Now let's load this dataset into Pyramid and take a look at the distribution of the class value by various attribute combinations. We can build a new data model based on the weather data in the ETL application like so:

In this case, we've used the Add Sequence node to add a constant value of 1 to each row in the data. We can use this as a measure in the Discovery application when exploring the data. We've configured Add Sequence as shown below:

Here we can see counts of the play outcome broken down by outlook and temperature. Note that empty cells indicate that we haven't got an example of that particular combination of outlook and temperature values in our dataset. Things are pretty clear cut when it's overcast - temperature (and the other two attributes) have no bearing, and we always play. It's a mixed bag when it's rainy. In this case, there is a preference to play, but only when temperature is mild. When it's sunny, there is evidence to suggest that we will play when temperature is cool, stronger evidence to suggest that we won't when it's hot, and it could go either way when the temperature is mild.
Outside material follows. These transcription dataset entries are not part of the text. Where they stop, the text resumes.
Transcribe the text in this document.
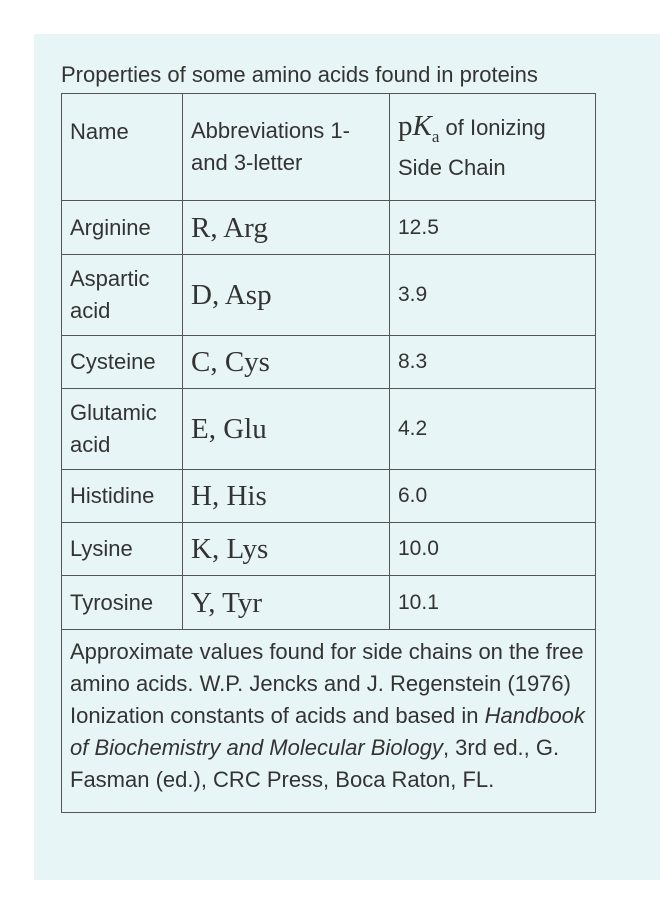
Properties of some amino acids found in proteins
Name	Abbreviations 1- and 3-letter	$pK_a$ of Ionizing Side Chain
Arginine	R, Arg	12.5
Aspartic acid	D, Asp	3.9
Cysteine	C, Cys	8.3
Glutamic acid	E, Glu	4.2
Histidine	H, His	6.0
Lysine	K, Lys	10.0
Tyrosine	Y, Tyr	10.1
Approximate values found for side chains on the free amino acids. W.P. Jencks and J. Regenstein (1976) Ionization constants of acids and based in Handbook of Biochemistry and Molecular Biology, 3rd ed., G. Fasman (ed.), CRC Press, Boca Raton, FL.		
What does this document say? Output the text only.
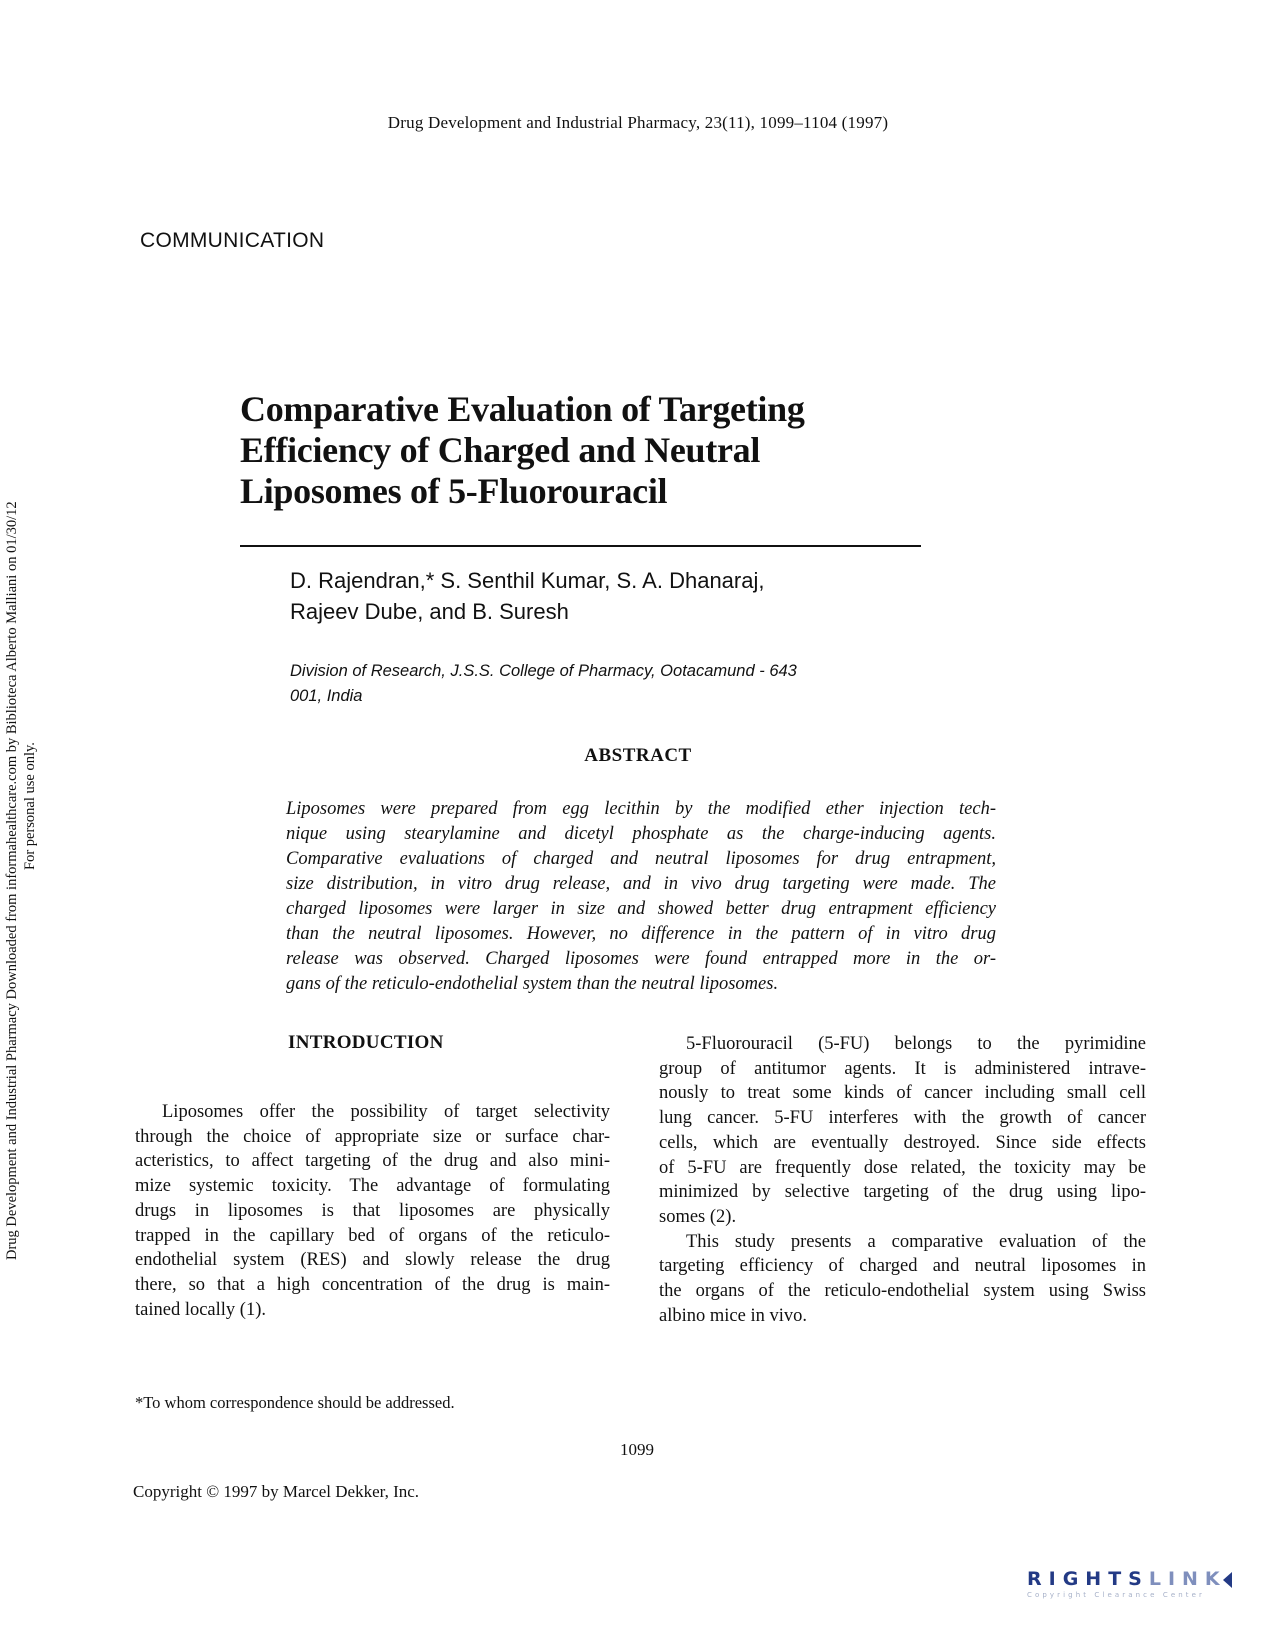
Drug Development and Industrial Pharmacy Downloaded from informahealthcare.com by Biblioteca Alberto Malliani on 01/30/12 For personal use only.
Drug Development and Industrial Pharmacy, 23(11), 1099–1104 (1997)
COMMUNICATION
Comparative Evaluation of Targeting
Efficiency of Charged and Neutral
Liposomes of 5-Fluorouracil
D. Rajendran,* S. Senthil Kumar, S. A. Dhanaraj,
Rajeev Dube, and B. Suresh
Division of Research, J.S.S. College of Pharmacy, Ootacamund - 643
001, India
ABSTRACT
Liposomes were prepared from egg lecithin by the modified ether injection tech-
nique using stearylamine and dicetyl phosphate as the charge-inducing agents.
Comparative evaluations of charged and neutral liposomes for drug entrapment,
size distribution, in vitro drug release, and in vivo drug targeting were made. The
charged liposomes were larger in size and showed better drug entrapment efficiency
than the neutral liposomes. However, no difference in the pattern of in vitro drug
release was observed. Charged liposomes were found entrapped more in the or-
gans of the reticulo-endothelial system than the neutral liposomes.
INTRODUCTION
Liposomes offer the possibility of target selectivity
through the choice of appropriate size or surface char-
acteristics, to affect targeting of the drug and also mini-
mize systemic toxicity. The advantage of formulating
drugs in liposomes is that liposomes are physically
trapped in the capillary bed of organs of the reticulo-
endothelial system (RES) and slowly release the drug
there, so that a high concentration of the drug is main-
tained locally (1).
5-Fluorouracil (5-FU) belongs to the pyrimidine
group of antitumor agents. It is administered intrave-
nously to treat some kinds of cancer including small cell
lung cancer. 5-FU interferes with the growth of cancer
cells, which are eventually destroyed. Since side effects
of 5-FU are frequently dose related, the toxicity may be
minimized by selective targeting of the drug using lipo-
somes (2).
This study presents a comparative evaluation of the
targeting efficiency of charged and neutral liposomes in
the organs of the reticulo-endothelial system using Swiss
albino mice in vivo.
*To whom correspondence should be addressed.
1099
Copyright © 1997 by Marcel Dekker, Inc.
RIGHTSLINK
Copyright Clearance Center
Now we can build a naïve Bayes model to predict the outcome for a new day by training it the weather data. The easiest way to do this is to simply add the Naïve Bayes-MLlib node to our existing data flow, as shown below:

And then we configure it like so:

Here we can see that we've selected humidity, outlook, temperature and windy as inputs to naïve Bayes; and play has been selected as the output (i.e., class attribute to predict). Because this is a very small dataset, under Running Process Type we've opted to use all the data to train on. The output will include an additional column containing the predicted class label which, in this case, we've opted to call "play_predicted." Finally, we've chosen to save the naïve Bayes to a file called "NB_weather" so that it can be used in the future to predict on a given day whether it would be suitable for playing or not.
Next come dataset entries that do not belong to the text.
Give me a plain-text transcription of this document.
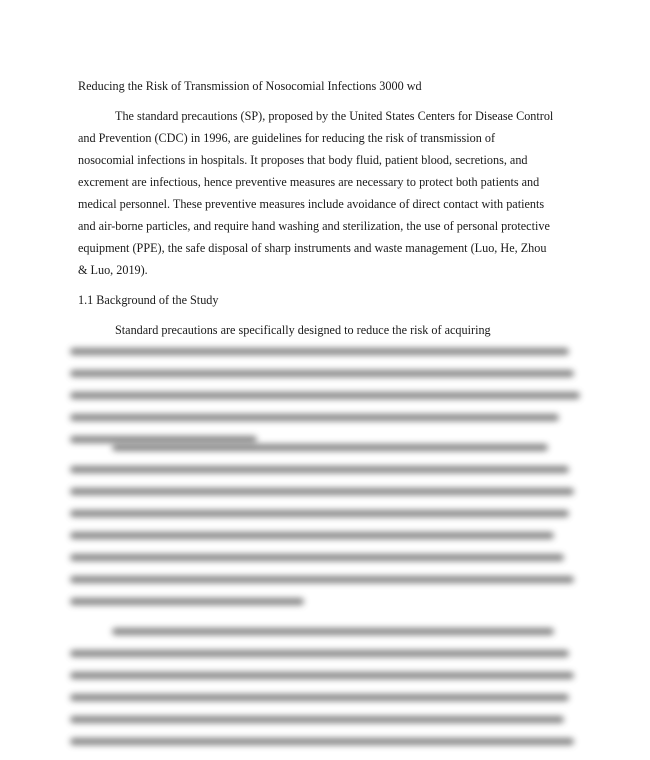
Reducing the Risk of Transmission of Nosocomial Infections 3000 wd
The standard precautions (SP), proposed by the United States Centers for Disease Control
and Prevention (CDC) in 1996, are guidelines for reducing the risk of transmission of
nosocomial infections in hospitals. It proposes that body fluid, patient blood, secretions, and
excrement are infectious, hence preventive measures are necessary to protect both patients and
medical personnel. These preventive measures include avoidance of direct contact with patients
and air-borne particles, and require hand washing and sterilization, the use of personal protective
equipment (PPE), the safe disposal of sharp instruments and waste management (Luo, He, Zhou
& Luo, 2019).
1.1 Background of the Study
Standard precautions are specifically designed to reduce the risk of acquiring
Previewing the output of the naïve Bayes node produces this table:

Our classifier makes four incorrect predictions on the data. You can start to understand why the model makes certain mistakes by returning to the Discovery app to look at the frequency of certain attribute-class value combinations. In the Preview table above, we can see that the model actually only predicts play=no in one case (the second row). This isn't too surprising because we have 9 examples of play=yes and only 5 of play=no in our training data, so, the prior evidence supports playing the game right from the outset (in the absence of any other information). The first and second rows of the table are quite interesting because they are both examples of play=no, and they differ only in the value of windy. Our model gets the first one wrong and the second one correct. Given that naïve Bayes treats attributes independent of one another given the class, we can get a feeling for what is happening by looking at the counts for windy:

When windy is false, as it is in the first example, the 6/9 evidence that contributes for play=yes versus the 2/5 evidence it contributes for play=no is enough to result in yes being the most likely class value. However, in the case of windy=true, the counts are split evenly between play=yes and play=no which, in-turn, provides more weight for no - that is, 3/5 versus 3/9. This is enough support for no to make it the most likely class value.
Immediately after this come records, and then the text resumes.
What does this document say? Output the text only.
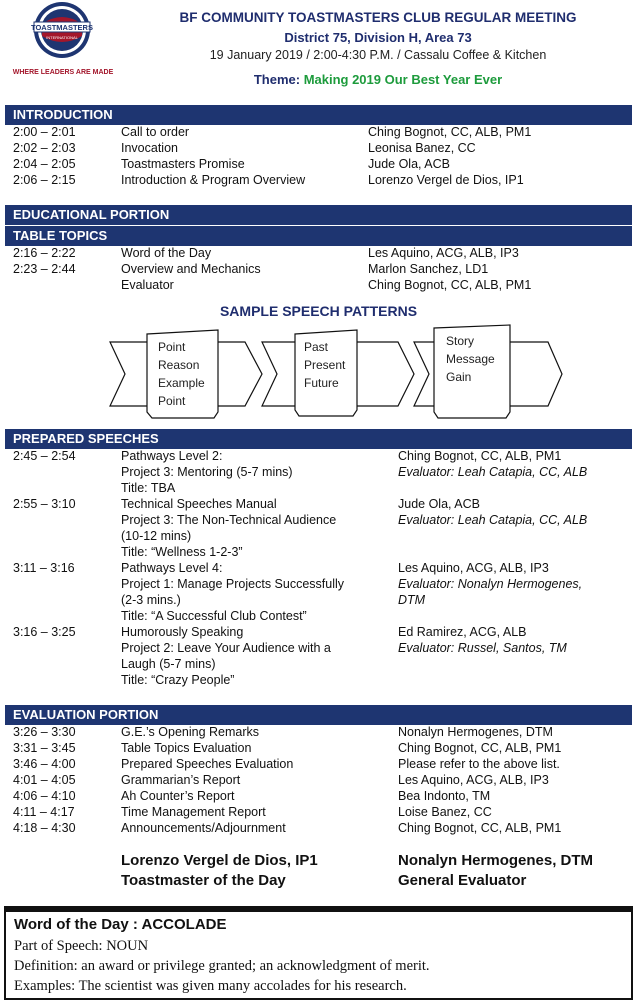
TOASTMASTERS
INTERNATIONAL
WHERE LEADERS ARE MADE
BF COMMUNITY TOASTMASTERS CLUB REGULAR MEETING
District 75, Division H, Area 73
19 January 2019 / 2:00-4:30 P.M. / Cassalu Coffee & Kitchen
Theme: Making 2019 Our Best Year Ever
INTRODUCTION
2:00 – 2:01	Call to order	Ching Bognot, CC, ALB, PM1
2:02 – 2:03	Invocation	Leonisa Banez, CC
2:04 – 2:05	Toastmasters Promise	Jude Ola, ACB
2:06 – 2:15	Introduction & Program Overview	Lorenzo Vergel de Dios, IP1
EDUCATIONAL PORTION
TABLE TOPICS
2:16 – 2:22	Word of the Day	Les Aquino, ACG, ALB, IP3
2:23 – 2:44	Overview and Mechanics	Marlon Sanchez, LD1
Evaluator	Ching Bognot, CC, ALB, PM1
SAMPLE SPEECH PATTERNS
Point
Reason
Example
Point
Past
Present
Future
Story
Message
Gain
PREPARED SPEECHES
2:45 – 2:54	Pathways Level 2:	Ching Bognot, CC, ALB, PM1
Project 3: Mentoring (5-7 mins)	Evaluator: Leah Catapia, CC, ALB
Title: TBA
2:55 – 3:10	Technical Speeches Manual	Jude Ola, ACB
Project 3: The Non-Technical Audience	Evaluator: Leah Catapia, CC, ALB
(10-12 mins)
Title: “Wellness 1-2-3”
3:11 – 3:16	Pathways Level 4:	Les Aquino, ACG, ALB, IP3
Project 1: Manage Projects Successfully	Evaluator: Nonalyn Hermogenes,
(2-3 mins.)	DTM
Title: “A Successful Club Contest”
3:16 – 3:25	Humorously Speaking	Ed Ramirez, ACG, ALB
Project 2: Leave Your Audience with a	Evaluator: Russel, Santos, TM
Laugh (5-7 mins)
Title: “Crazy People”
EVALUATION PORTION
3:26 – 3:30	G.E.’s Opening Remarks	Nonalyn Hermogenes, DTM
3:31 – 3:45	Table Topics Evaluation	Ching Bognot, CC, ALB, PM1
3:46 – 4:00	Prepared Speeches Evaluation	Please refer to the above list.
4:01 – 4:05	Grammarian’s Report	Les Aquino, ACG, ALB, IP3
4:06 – 4:10	Ah Counter’s Report	Bea Indonto, TM
4:11 – 4:17	Time Management Report	Loise Banez, CC
4:18 – 4:30	Announcements/Adjournment	Ching Bognot, CC, ALB, PM1
Lorenzo Vergel de Dios, IP1
Toastmaster of the Day
Nonalyn Hermogenes, DTM
General Evaluator
Word of the Day : ACCOLADE
Part of Speech: NOUN
Definition: an award or privilege granted; an acknowledgment of merit.
Examples: The scientist was given many accolades for his research.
You might be wondering what happens when a value for a given attribute never occurs in conjunction with one of the class values in the training data. In this case, we would have a count of zero and a corresponding probability of zero for that combination. This, in turn, would veto the evidence contributed by the other attribute values for that class value when the probabilities are multiplied, resulting in an overall probability of zero. This is referred to as the zero frequency problem. In this case, there is a simple solution that works well in practice. Instead of starting counts from zero when learning the model, we can start with a small non-zero value. This initial count is the  parameter shown in the screenshot where we configured the model. The default provided is 0.25, but any small value can be used (a value of 1 is another common choice).